Talk about what you’re reading
You can have all the pretty things, but if you don’t show your love of reading with students, then all the pretty things are just decorations.
I make it a point to read YA fiction. Much of it I enjoy, some of it I don’t, but it is important to be familiar with current YA books so I can make recommendations to students. But I’m an adult and I like reading other types of books. I share these too. I share books I’m reading about business, or a fun seasonal book, a biography pretty much anything I’m reading. I don’t book talk or recommend these books to students, but I do tell them that I’m read other types of books and I add the book cover to my door display.
I show them that reading is not just something I do for class but it’s something that I do in life.
Share your own experience with reading
students are always surprised to learn but I was not always a reader and fact I didn’t really like reading until I was in college. I had learning difficulties and issues with my eyes that made learning to read very difficult for me and something I was very good at avoiding.

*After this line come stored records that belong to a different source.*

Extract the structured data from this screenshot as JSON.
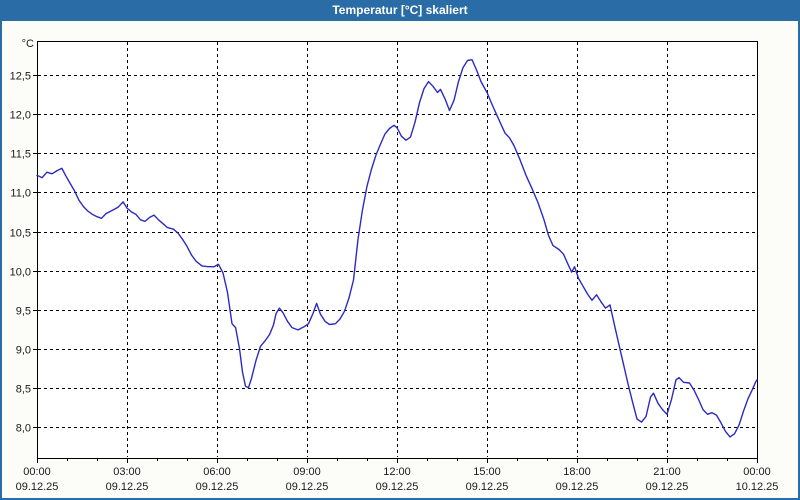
{
  "window": {
    "title": "Temperatur [°C] skaliert"
  },
  "colors": {
    "titlebar": "#2A6DA6",
    "window_border": "#2A6DA6",
    "window_bg": "#FCFCF8",
    "plot_bg": "#FFFFFF",
    "grid": "#000000",
    "frame": "#000000",
    "text": "#1A1A1A",
    "line": "#2B2BC4"
  },
  "chart_data": {
    "type": "line",
    "title": "Temperatur [°C] skaliert",
    "y_unit_label": "°C",
    "ylim": [
      7.6,
      12.94
    ],
    "yticks": [
      {
        "value": 8.0,
        "label": "8,0"
      },
      {
        "value": 8.5,
        "label": "8,5"
      },
      {
        "value": 9.0,
        "label": "9,0"
      },
      {
        "value": 9.5,
        "label": "9,5"
      },
      {
        "value": 10.0,
        "label": "10,0"
      },
      {
        "value": 10.5,
        "label": "10,5"
      },
      {
        "value": 11.0,
        "label": "11,0"
      },
      {
        "value": 11.5,
        "label": "11,5"
      },
      {
        "value": 12.0,
        "label": "12,0"
      },
      {
        "value": 12.5,
        "label": "12,5"
      }
    ],
    "x_range_hours": [
      0,
      24
    ],
    "x_minor_step_hours": 1,
    "x_ticks": [
      {
        "hours": 0,
        "time": "00:00",
        "date": "09.12.25"
      },
      {
        "hours": 3,
        "time": "03:00",
        "date": "09.12.25"
      },
      {
        "hours": 6,
        "time": "06:00",
        "date": "09.12.25"
      },
      {
        "hours": 9,
        "time": "09:00",
        "date": "09.12.25"
      },
      {
        "hours": 12,
        "time": "12:00",
        "date": "09.12.25"
      },
      {
        "hours": 15,
        "time": "15:00",
        "date": "09.12.25"
      },
      {
        "hours": 18,
        "time": "18:00",
        "date": "09.12.25"
      },
      {
        "hours": 21,
        "time": "21:00",
        "date": "09.12.25"
      },
      {
        "hours": 24,
        "time": "00:00",
        "date": "10.12.25"
      }
    ],
    "grid": true,
    "legend": "none",
    "series": [
      {
        "name": "Temperatur",
        "points": [
          [
            0.0,
            11.22
          ],
          [
            0.17,
            11.19
          ],
          [
            0.33,
            11.26
          ],
          [
            0.5,
            11.24
          ],
          [
            0.67,
            11.28
          ],
          [
            0.83,
            11.31
          ],
          [
            0.95,
            11.22
          ],
          [
            1.1,
            11.12
          ],
          [
            1.25,
            11.02
          ],
          [
            1.4,
            10.9
          ],
          [
            1.55,
            10.82
          ],
          [
            1.7,
            10.76
          ],
          [
            1.85,
            10.72
          ],
          [
            2.0,
            10.69
          ],
          [
            2.15,
            10.67
          ],
          [
            2.3,
            10.73
          ],
          [
            2.5,
            10.77
          ],
          [
            2.7,
            10.81
          ],
          [
            2.87,
            10.88
          ],
          [
            3.0,
            10.8
          ],
          [
            3.15,
            10.75
          ],
          [
            3.3,
            10.72
          ],
          [
            3.45,
            10.65
          ],
          [
            3.6,
            10.63
          ],
          [
            3.75,
            10.68
          ],
          [
            3.9,
            10.71
          ],
          [
            4.05,
            10.65
          ],
          [
            4.2,
            10.6
          ],
          [
            4.35,
            10.55
          ],
          [
            4.55,
            10.53
          ],
          [
            4.7,
            10.48
          ],
          [
            4.85,
            10.4
          ],
          [
            5.0,
            10.31
          ],
          [
            5.15,
            10.2
          ],
          [
            5.3,
            10.12
          ],
          [
            5.5,
            10.06
          ],
          [
            5.7,
            10.05
          ],
          [
            5.9,
            10.05
          ],
          [
            6.05,
            10.08
          ],
          [
            6.2,
            9.97
          ],
          [
            6.35,
            9.72
          ],
          [
            6.5,
            9.32
          ],
          [
            6.62,
            9.27
          ],
          [
            6.75,
            9.0
          ],
          [
            6.85,
            8.7
          ],
          [
            6.95,
            8.52
          ],
          [
            7.05,
            8.5
          ],
          [
            7.15,
            8.62
          ],
          [
            7.3,
            8.85
          ],
          [
            7.45,
            9.03
          ],
          [
            7.6,
            9.1
          ],
          [
            7.75,
            9.18
          ],
          [
            7.88,
            9.3
          ],
          [
            7.97,
            9.45
          ],
          [
            8.08,
            9.52
          ],
          [
            8.2,
            9.46
          ],
          [
            8.35,
            9.35
          ],
          [
            8.5,
            9.27
          ],
          [
            8.7,
            9.24
          ],
          [
            8.9,
            9.28
          ],
          [
            9.05,
            9.32
          ],
          [
            9.2,
            9.45
          ],
          [
            9.32,
            9.58
          ],
          [
            9.45,
            9.44
          ],
          [
            9.6,
            9.35
          ],
          [
            9.75,
            9.31
          ],
          [
            9.95,
            9.32
          ],
          [
            10.1,
            9.38
          ],
          [
            10.25,
            9.48
          ],
          [
            10.4,
            9.65
          ],
          [
            10.55,
            9.88
          ],
          [
            10.7,
            10.4
          ],
          [
            10.85,
            10.78
          ],
          [
            11.0,
            11.08
          ],
          [
            11.15,
            11.3
          ],
          [
            11.3,
            11.48
          ],
          [
            11.45,
            11.62
          ],
          [
            11.6,
            11.75
          ],
          [
            11.75,
            11.82
          ],
          [
            11.9,
            11.86
          ],
          [
            12.0,
            11.83
          ],
          [
            12.15,
            11.72
          ],
          [
            12.3,
            11.67
          ],
          [
            12.45,
            11.71
          ],
          [
            12.6,
            11.9
          ],
          [
            12.75,
            12.15
          ],
          [
            12.9,
            12.33
          ],
          [
            13.05,
            12.42
          ],
          [
            13.2,
            12.36
          ],
          [
            13.35,
            12.28
          ],
          [
            13.45,
            12.32
          ],
          [
            13.6,
            12.2
          ],
          [
            13.75,
            12.05
          ],
          [
            13.9,
            12.18
          ],
          [
            14.05,
            12.42
          ],
          [
            14.2,
            12.6
          ],
          [
            14.35,
            12.69
          ],
          [
            14.5,
            12.7
          ],
          [
            14.65,
            12.57
          ],
          [
            14.8,
            12.42
          ],
          [
            15.0,
            12.28
          ],
          [
            15.2,
            12.1
          ],
          [
            15.4,
            11.93
          ],
          [
            15.6,
            11.76
          ],
          [
            15.75,
            11.7
          ],
          [
            15.9,
            11.6
          ],
          [
            16.1,
            11.42
          ],
          [
            16.3,
            11.22
          ],
          [
            16.5,
            11.05
          ],
          [
            16.7,
            10.87
          ],
          [
            16.9,
            10.65
          ],
          [
            17.05,
            10.45
          ],
          [
            17.2,
            10.32
          ],
          [
            17.4,
            10.27
          ],
          [
            17.55,
            10.21
          ],
          [
            17.7,
            10.08
          ],
          [
            17.82,
            9.98
          ],
          [
            17.92,
            10.05
          ],
          [
            18.05,
            9.9
          ],
          [
            18.2,
            9.8
          ],
          [
            18.35,
            9.7
          ],
          [
            18.5,
            9.62
          ],
          [
            18.65,
            9.69
          ],
          [
            18.8,
            9.6
          ],
          [
            18.95,
            9.52
          ],
          [
            19.1,
            9.56
          ],
          [
            19.25,
            9.3
          ],
          [
            19.4,
            9.05
          ],
          [
            19.55,
            8.8
          ],
          [
            19.7,
            8.55
          ],
          [
            19.85,
            8.32
          ],
          [
            20.0,
            8.1
          ],
          [
            20.15,
            8.06
          ],
          [
            20.3,
            8.13
          ],
          [
            20.45,
            8.38
          ],
          [
            20.55,
            8.43
          ],
          [
            20.7,
            8.3
          ],
          [
            20.85,
            8.22
          ],
          [
            21.0,
            8.16
          ],
          [
            21.15,
            8.35
          ],
          [
            21.3,
            8.6
          ],
          [
            21.4,
            8.63
          ],
          [
            21.55,
            8.57
          ],
          [
            21.75,
            8.56
          ],
          [
            21.9,
            8.47
          ],
          [
            22.05,
            8.35
          ],
          [
            22.2,
            8.22
          ],
          [
            22.35,
            8.16
          ],
          [
            22.5,
            8.18
          ],
          [
            22.65,
            8.15
          ],
          [
            22.8,
            8.05
          ],
          [
            22.95,
            7.94
          ],
          [
            23.1,
            7.87
          ],
          [
            23.25,
            7.91
          ],
          [
            23.4,
            8.02
          ],
          [
            23.55,
            8.2
          ],
          [
            23.7,
            8.36
          ],
          [
            23.85,
            8.48
          ],
          [
            23.95,
            8.57
          ],
          [
            24.0,
            8.6
          ]
        ]
      }
    ]
  }
}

I share with students that when I was in college and was able to choose the books I wanted to read, I found books that were fun and entertaining. I learned that fairy tale retellings and fantasies were some of my favorite books to read. It was through books that I began to dream about traveling and I realized how much I could learn about life by reading biographies
I share these experiences with students and explain how a whole new world opened to me when I became a reader.

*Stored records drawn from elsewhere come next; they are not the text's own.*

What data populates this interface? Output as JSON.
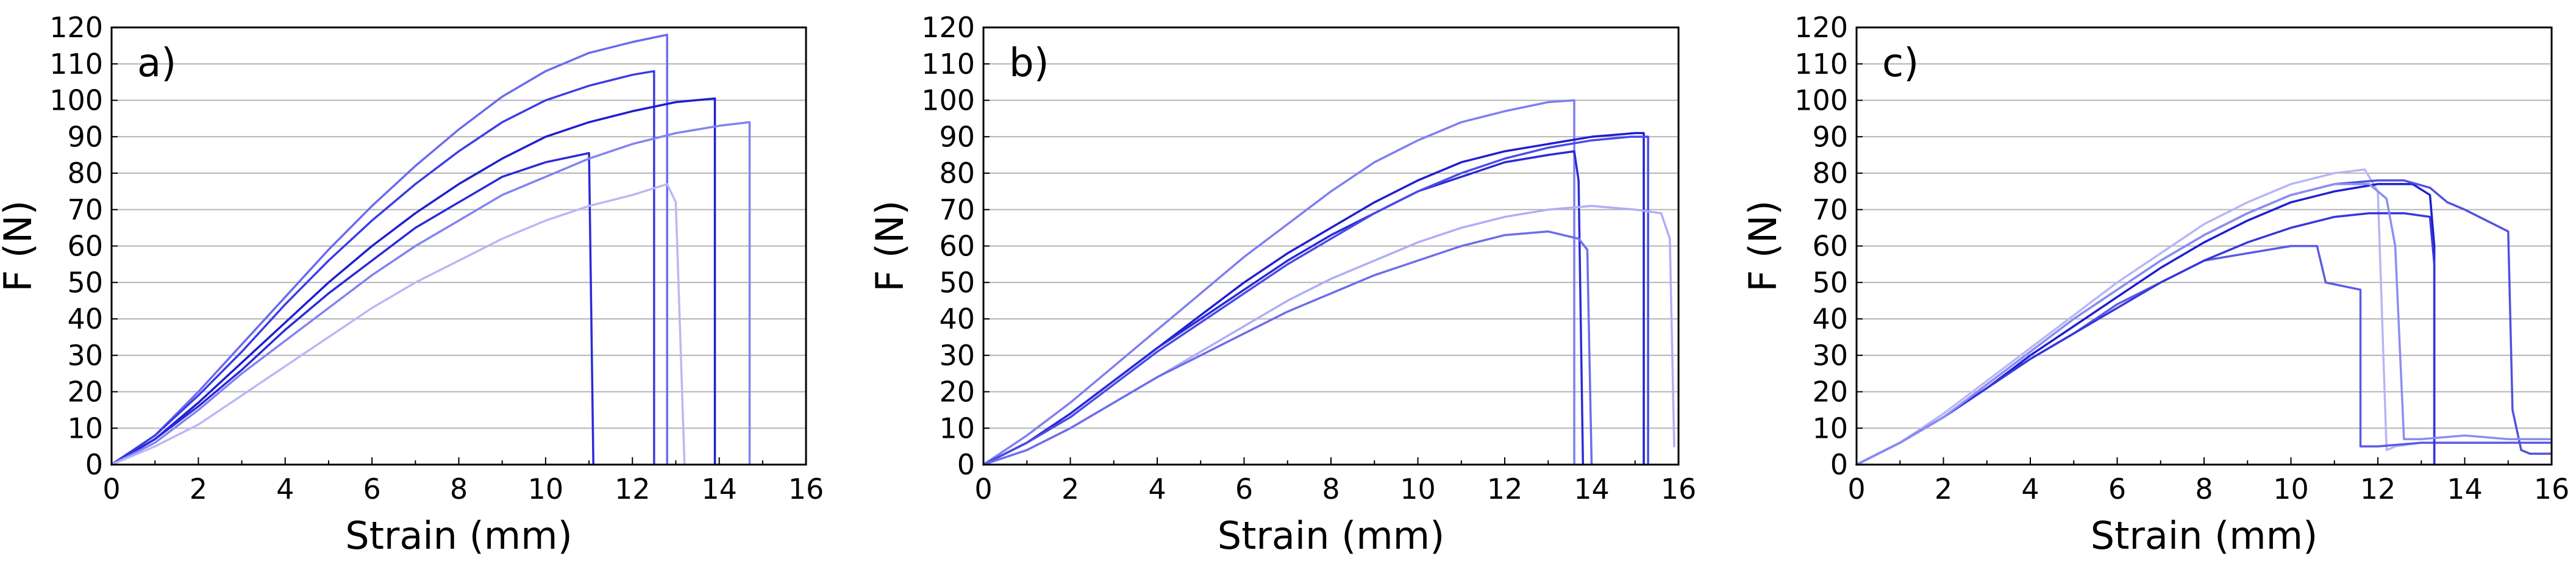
{
  "colors": {
    "grid": "#b4b4b4",
    "frame": "#000000",
    "series": [
      "#5a5af2",
      "#2424d6",
      "#3a3ae6",
      "#7676f0",
      "#b2b2f6",
      "#1b1bcc"
    ]
  },
  "chart_data": [
    {
      "type": "line",
      "panel_label": "a)",
      "xlabel": "Strain (mm)",
      "ylabel": "F (N)",
      "xlim": [
        0,
        16
      ],
      "ylim": [
        0,
        120
      ],
      "xticks": [
        "0",
        "2",
        "4",
        "6",
        "8",
        "10",
        "12",
        "14",
        "16"
      ],
      "yticks": [
        "0",
        "10",
        "20",
        "30",
        "40",
        "50",
        "60",
        "70",
        "80",
        "90",
        "100",
        "110",
        "120"
      ],
      "grid": "horizontal",
      "series": [
        {
          "color": "#6a6af2",
          "x": [
            0,
            1,
            2,
            3,
            4,
            5,
            6,
            7,
            8,
            9,
            10,
            11,
            12,
            12.8,
            12.8
          ],
          "y": [
            0,
            8,
            20,
            33,
            46,
            59,
            71,
            82,
            92,
            101,
            108,
            113,
            116,
            118,
            0
          ]
        },
        {
          "color": "#3c3ce6",
          "x": [
            0,
            1,
            2,
            3,
            4,
            5,
            6,
            7,
            8,
            9,
            10,
            11,
            12,
            12.5,
            12.5
          ],
          "y": [
            0,
            8,
            19,
            31,
            44,
            56,
            67,
            77,
            86,
            94,
            100,
            104,
            107,
            108,
            0
          ]
        },
        {
          "color": "#1e1ed0",
          "x": [
            0,
            1,
            2,
            3,
            4,
            5,
            6,
            7,
            8,
            9,
            10,
            11,
            12,
            13,
            13.9,
            13.9
          ],
          "y": [
            0,
            7,
            17,
            28,
            39,
            50,
            60,
            69,
            77,
            84,
            90,
            94,
            97,
            99.5,
            100.5,
            0
          ]
        },
        {
          "color": "#2a2ad8",
          "x": [
            0,
            1,
            2,
            3,
            4,
            5,
            6,
            7,
            8,
            9,
            10,
            11,
            11.1
          ],
          "y": [
            0,
            7,
            16,
            26,
            37,
            47,
            56,
            65,
            72,
            79,
            83,
            85.5,
            0
          ]
        },
        {
          "color": "#8282f2",
          "x": [
            0,
            1,
            2,
            3,
            4,
            5,
            6,
            7,
            8,
            9,
            10,
            11,
            12,
            13,
            14,
            14.7,
            14.7
          ],
          "y": [
            0,
            6,
            15,
            25,
            34,
            43,
            52,
            60,
            67,
            74,
            79,
            84,
            88,
            91,
            93,
            94,
            0
          ]
        },
        {
          "color": "#b8b8f6",
          "x": [
            0,
            1,
            2,
            3,
            4,
            5,
            6,
            7,
            8,
            9,
            10,
            11,
            12,
            12.8,
            13,
            13.2
          ],
          "y": [
            0,
            5,
            11,
            19,
            27,
            35,
            43,
            50,
            56,
            62,
            67,
            71,
            74,
            77,
            72,
            0
          ]
        }
      ]
    },
    {
      "type": "line",
      "panel_label": "b)",
      "xlabel": "Strain (mm)",
      "ylabel": "F (N)",
      "xlim": [
        0,
        16
      ],
      "ylim": [
        0,
        120
      ],
      "xticks": [
        "0",
        "2",
        "4",
        "6",
        "8",
        "10",
        "12",
        "14",
        "16"
      ],
      "yticks": [
        "0",
        "10",
        "20",
        "30",
        "40",
        "50",
        "60",
        "70",
        "80",
        "90",
        "100",
        "110",
        "120"
      ],
      "grid": "horizontal",
      "series": [
        {
          "color": "#7e7ef2",
          "x": [
            0,
            1,
            2,
            3,
            4,
            5,
            6,
            7,
            8,
            9,
            10,
            11,
            12,
            13,
            13.6,
            13.6
          ],
          "y": [
            0,
            8,
            17,
            27,
            37,
            47,
            57,
            66,
            75,
            83,
            89,
            94,
            97,
            99.5,
            100,
            0
          ]
        },
        {
          "color": "#1e1ed0",
          "x": [
            0,
            1,
            2,
            3,
            4,
            5,
            6,
            7,
            8,
            9,
            10,
            11,
            12,
            13,
            14,
            15,
            15.2,
            15.2
          ],
          "y": [
            0,
            6,
            14,
            23,
            32,
            41,
            50,
            58,
            65,
            72,
            78,
            83,
            86,
            88,
            90,
            91,
            91,
            0
          ]
        },
        {
          "color": "#2a2ad8",
          "x": [
            0,
            1,
            2,
            3,
            4,
            5,
            6,
            7,
            8,
            9,
            10,
            11,
            12,
            13,
            13.6,
            13.7,
            13.8
          ],
          "y": [
            0,
            6,
            14,
            23,
            32,
            40,
            48,
            56,
            63,
            69,
            75,
            79,
            83,
            85,
            86,
            78,
            0
          ]
        },
        {
          "color": "#4a4ae8",
          "x": [
            0,
            1,
            2,
            3,
            4,
            5,
            6,
            7,
            8,
            9,
            10,
            11,
            12,
            13,
            14,
            14.9,
            15.3,
            15.3
          ],
          "y": [
            0,
            6,
            13,
            22,
            31,
            39,
            47,
            55,
            62,
            69,
            75,
            80,
            84,
            87,
            89,
            90,
            90,
            0
          ]
        },
        {
          "color": "#aeaef5",
          "x": [
            0,
            1,
            2,
            3,
            4,
            5,
            6,
            7,
            8,
            9,
            10,
            11,
            12,
            13,
            14,
            15,
            15.6,
            15.8,
            15.9
          ],
          "y": [
            0,
            4,
            10,
            17,
            24,
            31,
            38,
            45,
            51,
            56,
            61,
            65,
            68,
            70,
            71,
            70,
            69,
            62,
            5
          ]
        },
        {
          "color": "#6c6cee",
          "x": [
            0,
            1,
            2,
            3,
            4,
            5,
            6,
            7,
            8,
            9,
            10,
            11,
            12,
            13,
            13.7,
            13.9,
            14.0
          ],
          "y": [
            0,
            4,
            10,
            17,
            24,
            30,
            36,
            42,
            47,
            52,
            56,
            60,
            63,
            64,
            62,
            59,
            0
          ]
        }
      ]
    },
    {
      "type": "line",
      "panel_label": "c)",
      "xlabel": "Strain (mm)",
      "ylabel": "F (N)",
      "xlim": [
        0,
        16
      ],
      "ylim": [
        0,
        120
      ],
      "xticks": [
        "0",
        "2",
        "4",
        "6",
        "8",
        "10",
        "12",
        "14",
        "16"
      ],
      "yticks": [
        "0",
        "10",
        "20",
        "30",
        "40",
        "50",
        "60",
        "70",
        "80",
        "90",
        "100",
        "110",
        "120"
      ],
      "grid": "horizontal",
      "series": [
        {
          "color": "#b6b6f6",
          "x": [
            0,
            1,
            2,
            3,
            4,
            5,
            6,
            7,
            8,
            9,
            10,
            11,
            11.7,
            12.0,
            12.2,
            12.4,
            13,
            14,
            15,
            16
          ],
          "y": [
            0,
            6,
            14,
            23,
            32,
            41,
            50,
            58,
            66,
            72,
            77,
            80,
            81,
            75,
            4,
            5,
            6,
            6,
            6,
            6
          ]
        },
        {
          "color": "#1e1ed0",
          "x": [
            0,
            1,
            2,
            3,
            4,
            5,
            6,
            7,
            8,
            9,
            10,
            11,
            12,
            12.8,
            13.2,
            13.3,
            13.3
          ],
          "y": [
            0,
            6,
            13,
            21,
            30,
            38,
            46,
            54,
            61,
            67,
            72,
            75,
            77,
            77,
            74,
            60,
            0
          ]
        },
        {
          "color": "#5a5ae6",
          "x": [
            0,
            1,
            2,
            3,
            4,
            5,
            6,
            7,
            8,
            9,
            10,
            10.6,
            10.8,
            11.6,
            11.6,
            12,
            13,
            14,
            15,
            16
          ],
          "y": [
            0,
            6,
            13,
            21,
            29,
            36,
            44,
            50,
            56,
            58,
            60,
            60,
            50,
            48,
            5,
            5,
            6,
            6,
            6,
            6
          ]
        },
        {
          "color": "#3636dc",
          "x": [
            0,
            1,
            2,
            3,
            4,
            5,
            6,
            7,
            8,
            9,
            10,
            11,
            11.8,
            12.6,
            13.2,
            13.3,
            13.3
          ],
          "y": [
            0,
            6,
            13,
            21,
            29,
            36,
            43,
            50,
            56,
            61,
            65,
            68,
            69,
            69,
            68,
            55,
            0
          ]
        },
        {
          "color": "#5050e0",
          "x": [
            0,
            1,
            2,
            3,
            4,
            5,
            6,
            7,
            8,
            9,
            10,
            11,
            12,
            12.6,
            13.2,
            13.6,
            14,
            14.5,
            15.0,
            15.1,
            15.3,
            15.5,
            16
          ],
          "y": [
            0,
            6,
            13,
            22,
            31,
            40,
            48,
            56,
            63,
            69,
            74,
            77,
            78,
            78,
            76,
            72,
            70,
            67,
            64,
            15,
            4,
            3,
            3
          ]
        },
        {
          "color": "#8c8cf2",
          "x": [
            0,
            1,
            2,
            3,
            4,
            5,
            6,
            7,
            8,
            9,
            10,
            11,
            11.8,
            12.2,
            12.4,
            12.6,
            13,
            14,
            15,
            16
          ],
          "y": [
            0,
            6,
            13,
            22,
            31,
            40,
            48,
            56,
            63,
            69,
            74,
            77,
            77,
            73,
            60,
            7,
            7,
            8,
            7,
            7
          ]
        }
      ]
    }
  ]
}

Make trips to the library a regular part of class
When students were in elementary school, trips to the library were part of the regular schedule but once they get to Middle School, many students never see the inside of the library again.
Library days in my classes are like mini-holidays. They are scheduled and they are days we look forward to! I post it on the board and we count down the day!

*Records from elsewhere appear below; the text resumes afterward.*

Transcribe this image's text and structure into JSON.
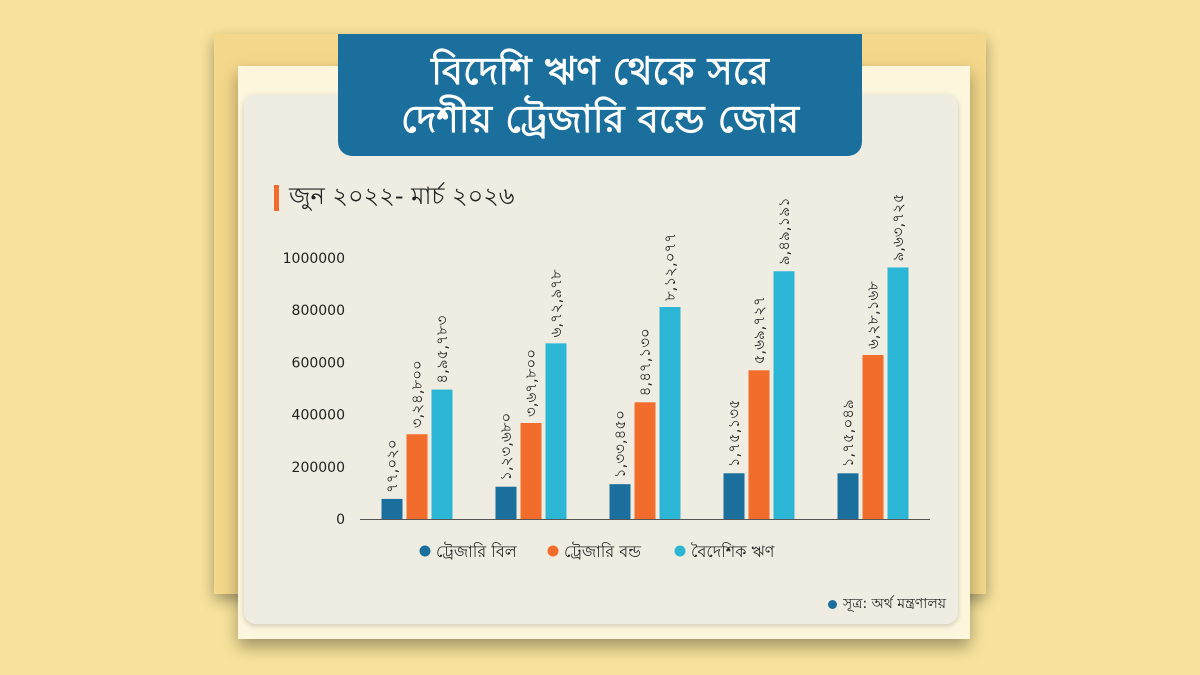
{
  "title": {
    "line1": "বিদেশি ঋণ থেকে সরে",
    "line2": "দেশীয় ট্রেজারি বন্ডে জোর"
  },
  "subtitle": "জুন ২০২২- মার্চ ২০২৬",
  "source": "সূত্র: অর্থ মন্ত্রণালয়",
  "chart_data": {
    "type": "bar",
    "title": "",
    "xlabel": "",
    "ylabel": "",
    "ylim": [
      0,
      1000000
    ],
    "y_ticks": [
      0,
      200000,
      400000,
      600000,
      800000,
      1000000
    ],
    "y_tick_labels": [
      "0",
      "200000",
      "400000",
      "600000",
      "800000",
      "1000000"
    ],
    "categories": [
      "",
      "",
      "",
      "",
      ""
    ],
    "grid": false,
    "legend_position": "bottom",
    "series": [
      {
        "name": "ট্রেজারি বিল",
        "color": "#1a6f9c",
        "values": [
          77020,
          123680,
          133450,
          175135,
          175049
        ],
        "labels": [
          "৭৭,০২০",
          "১,২৩,৬৮০",
          "১,৩৩,৪৫০",
          "১,৭৫,১৩৫",
          "১,৭৫,০৪৯"
        ]
      },
      {
        "name": "ট্রেজারি বন্ড",
        "color": "#f26d2b",
        "values": [
          324800,
          367800,
          447130,
          569727,
          628168
        ],
        "labels": [
          "৩,২৪,৮০০",
          "৩,৬৭,৮০০",
          "৪,৪৭,১৩০",
          "৫,৬৯,৭২৭",
          "৬,২৮,১৬৮"
        ]
      },
      {
        "name": "বৈদেশিক ঋণ",
        "color": "#2bb6d6",
        "values": [
          495783,
          672978,
          812077,
          949191,
          963725
        ],
        "labels": [
          "৪,৯৫,৭৮৩",
          "৬,৭২,৯৭৮",
          "৮,১২,০৭৭",
          "৯,৪৯,১৯১",
          "৯,৬৩,৭২৫"
        ]
      }
    ]
  }
}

I try to schedule a library visit at least once during each grading period (for us that’s once every 6 weeks) more if it works into our schedule. With each library visit I ask the librarian to do a quick book talk of a few current titles before I release students to browse the stacks. I like this for a few reasons 1) Student see another adult talking about books and 2) it gets everyone in the library and settled before they are “set free” and it curbs many of the unwanted behaviors before they start.
Invite other staff members to share about books
Even if you work in a building where reading is not celebrated, I bet there are people on staff who have a love of reading and would be willing to share that love with the students in your class. Invite other staff members such as instructional aides, counselors, administration, secretaries, lunch ladies, anyone really, into your class to share about what they’re currently reading. Many would love an opportunity to interact with your students in this way – It never hurts to ask!
Create a low-risk environment for students to try new genres
If students are not used to choosing their own books, the thought of choosing a book they might not like can be a barrier to trying anything at all. Make it acceptable for students to abandon a book if they don’t like it. [see discussion on abandoning books here]
Creating a culture of reading in your class doesn’t mean putting on a dog and pony show about how great reading is. Be genuine with your students when you talk about books. Be honest with them when you share your struggles, your successes and the risks that you’ve taken. Whenever possible, invite other adults to share their love of reading with your class.